Refiro-me ao HC 93.930/RJ (DJe 3.2.2011), o qual tratava de investigação
encetada sobre suposto crime de tortura cometido por policiais militares contra
adolescentes apreendidos na posse de substância entorpecente. Dada a
excepcionalidade do caso, reputei lícito o procedimento administrativo
investigatório adotado pelo Parquet.
Não
é demais observar que essa atividade supletiva do Ministério Público, ante a
possibilidade de favorecimento aos investigados, vem sendo aceita em recentes
pronunciamentos desta Corte, destacando-se os seguintes precedentes:
HABEAS
CORPUS. TRANCAMENTO DE AÇÃO PENAL. FALTA DE JUSTA CAUSA. EXISTÊNCIA DE SUPORTE
PROBATÓRIO MÍNIMO. REEXAME DE FATOS E PROVAS. INADMISSIBILIDADE. POSSIBLIDADE
DE INVESTIGAÇÃO PELO MINISTÉRIO PÚBLICO. DELITOS PRATICADOS POR POLICIAIS.
ORDEM DENEGADA.
1. A presente impetração visa o
trancamento de ação penal movida em face dos pacientes, sob a alegação de falta
de justa causa e de ilicitude da denúncia por estar amparada em depoimentos colhidos
pelo ministério público.
2. A denúncia foi lastreada em documentos
(termos circunstanciados) e depoimentos de diversas testemunhas, que garantiram
suporte probatório mínimo para a deflagração da ação penal em face dos
pacientes.
3. A alegação de que os pacientes
apenas cumpriram ordem de superior hierárquico ultrapassa os estreitos limites
do habeas corpus, eis que envolve, necessariamente, reexame do conjunto fático-probatório.

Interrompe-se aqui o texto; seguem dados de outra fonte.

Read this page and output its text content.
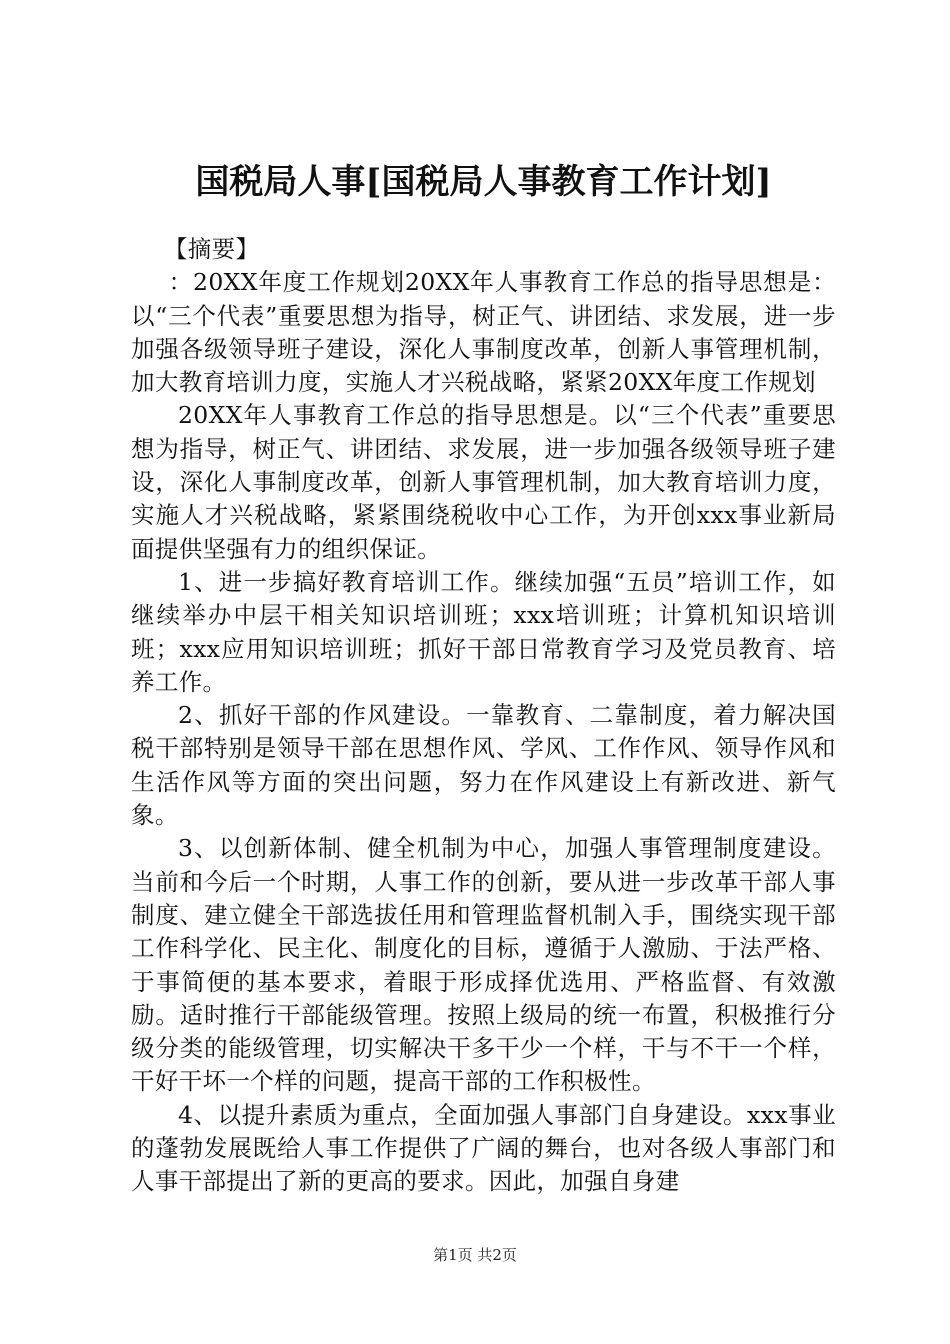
国税局人事[国税局人事教育工作计划]

【摘要】

：20XX年度工作规划20XX年人事教育工作总的指导思想是：以“三个代表”重要思想为指导，树正气、讲团结、求发展，进一步加强各级领导班子建设，深化人事制度改革，创新人事管理机制，加大教育培训力度，实施人才兴税战略，紧紧20XX年度工作规划

20XX年人事教育工作总的指导思想是。以“三个代表”重要思想为指导，树正气、讲团结、求发展，进一步加强各级领导班子建设，深化人事制度改革，创新人事管理机制，加大教育培训力度，实施人才兴税战略，紧紧围绕税收中心工作，为开创xxx事业新局面提供坚强有力的组织保证。

1、进一步搞好教育培训工作。继续加强“五员”培训工作，如继续举办中层干相关知识培训班；xxx培训班；计算机知识培训班；xxx应用知识培训班；抓好干部日常教育学习及党员教育、培养工作。

2、抓好干部的作风建设。一靠教育、二靠制度，着力解决国税干部特别是领导干部在思想作风、学风、工作作风、领导作风和生活作风等方面的突出问题，努力在作风建设上有新改进、新气象。

3、以创新体制、健全机制为中心，加强人事管理制度建设。当前和今后一个时期，人事工作的创新，要从进一步改革干部人事制度、建立健全干部选拔任用和管理监督机制入手，围绕实现干部工作科学化、民主化、制度化的目标，遵循于人激励、于法严格、于事简便的基本要求，着眼于形成择优选用、严格监督、有效激励。适时推行干部能级管理。按照上级局的统一布置，积极推行分级分类的能级管理，切实解决干多干少一个样，干与不干一个样，干好干坏一个样的问题，提高干部的工作积极性。

4、以提升素质为重点，全面加强人事部门自身建设。xxx事业的蓬勃发展既给人事工作提供了广阔的舞台，也对各级人事部门和人事干部提出了新的更高的要求。因此，加强自身建

第1页 共2页
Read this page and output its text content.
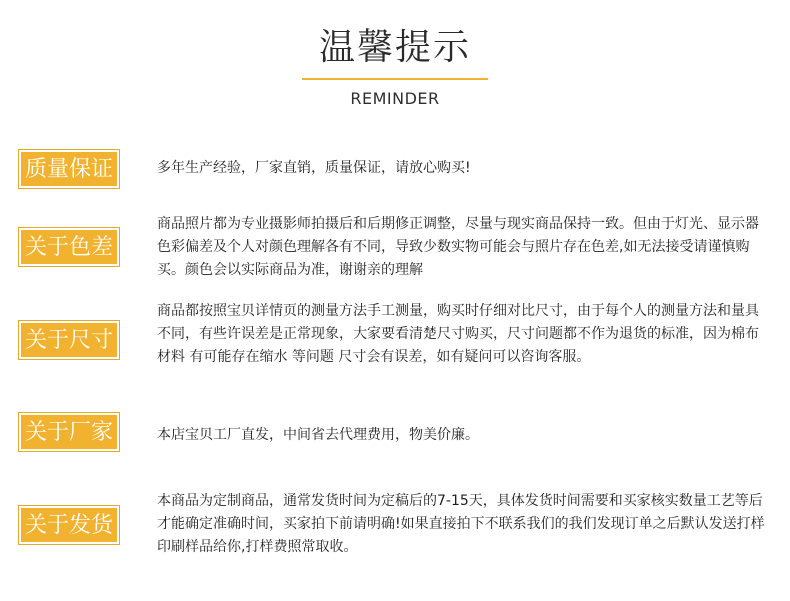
温馨提示
REMINDER
质量保证	多年生产经验，厂家直销，质量保证，请放心购买!
关于色差
商品照片都为专业摄影师拍摄后和后期修正调整，尽量与现实商品保持一致。但由于灯光、显示器色彩偏差及个人对颜色理解各有不同，导致少数实物可能会与照片存在色差,如无法接受请谨慎购买。颜色会以实际商品为准，谢谢亲的理解
关于尺寸
商品都按照宝贝详情页的测量方法手工测量，购买时仔细对比尺寸，由于每个人的测量方法和量具不同，有些许误差是正常现象，大家要看清楚尺寸购买，尺寸问题都不作为退货的标准，因为棉布材料 有可能存在缩水 等问题 尺寸会有误差，如有疑问可以咨询客服。
关于厂家	本店宝贝工厂直发，中间省去代理费用，物美价廉。
关于发货
本商品为定制商品，通常发货时间为定稿后的7-15天，具体发货时间需要和买家核实数量工艺等后才能确定准确时间，买家拍下前请明确!如果直接拍下不联系我们的我们发现订单之后默认发送打样印刷样品给你,打样费照常取收。
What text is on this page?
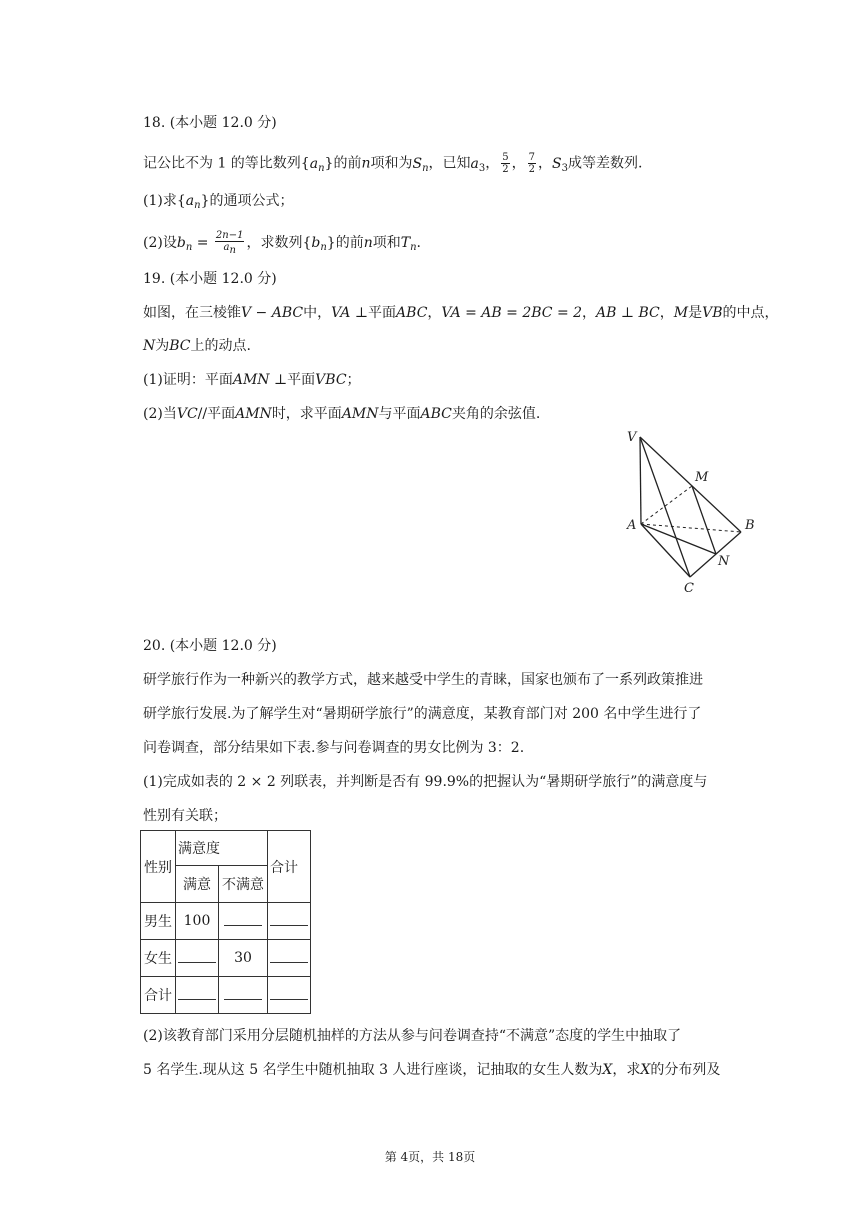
18. (本小题 12.0 分)
记公比不为 1 的等比数列$\{a_n\}$的前n项和为$S_n$，已知$a_3$， $\frac{5}{2}$ ， $\frac{7}{2}$ ，$S_3$成等差数列.
(1)求$\{a_n\}$的通项公式；
(2)设$b_n = \frac{2n-1}{a_n}$ ，求数列$\{b_n\}$的前n项和$T_n$.
19. (本小题 12.0 分)
如图，在三棱锥V − ABC中，VA ⊥平面ABC，VA = AB = 2BC = 2，AB ⊥ BC，M是VB的中点，
N为BC上的动点.
(1)证明：平面AMN ⊥平面VBC；
(2)当VC//平面AMN时，求平面AMN与平面ABC夹角的余弦值.
V
M
A	B
N
C
20. (本小题 12.0 分)
研学旅行作为一种新兴的教学方式，越来越受中学生的青睐，国家也颁布了一系列政策推进
研学旅行发展.为了解学生对“暑期研学旅行”的满意度，某教育部门对 200 名中学生进行了
问卷调查，部分结果如下表.参与问卷调查的男女比例为 3：2.
(1)完成如表的 2 × 2 列联表，并判断是否有 99.9%的把握认为“暑期研学旅行”的满意度与
性别有关联；
性别	满意度		合计
	满意	不满意	
男生	100		
女生		30	
合计			
(2)该教育部门采用分层随机抽样的方法从参与问卷调查持“不满意”态度的学生中抽取了
5 名学生.现从这 5 名学生中随机抽取 3 人进行座谈，记抽取的女生人数为X，求X的分布列及
第 4页，共 18页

4. Esta Corte tem orientação
pacífica no sentido da incompatibilidade do habeas corpus quando houver necessidade
de apurado reexame de fatos e provas (HC n. 89.877/ES, rel. Min. Eros Grau, DJ
15.12.2006), não podendo o remédio constitucional do habeas corpus servir como
espécie de recurso que devolva completamente toda a matéria decidida pelas
instâncias ordinárias ao Supremo Tribunal Federal.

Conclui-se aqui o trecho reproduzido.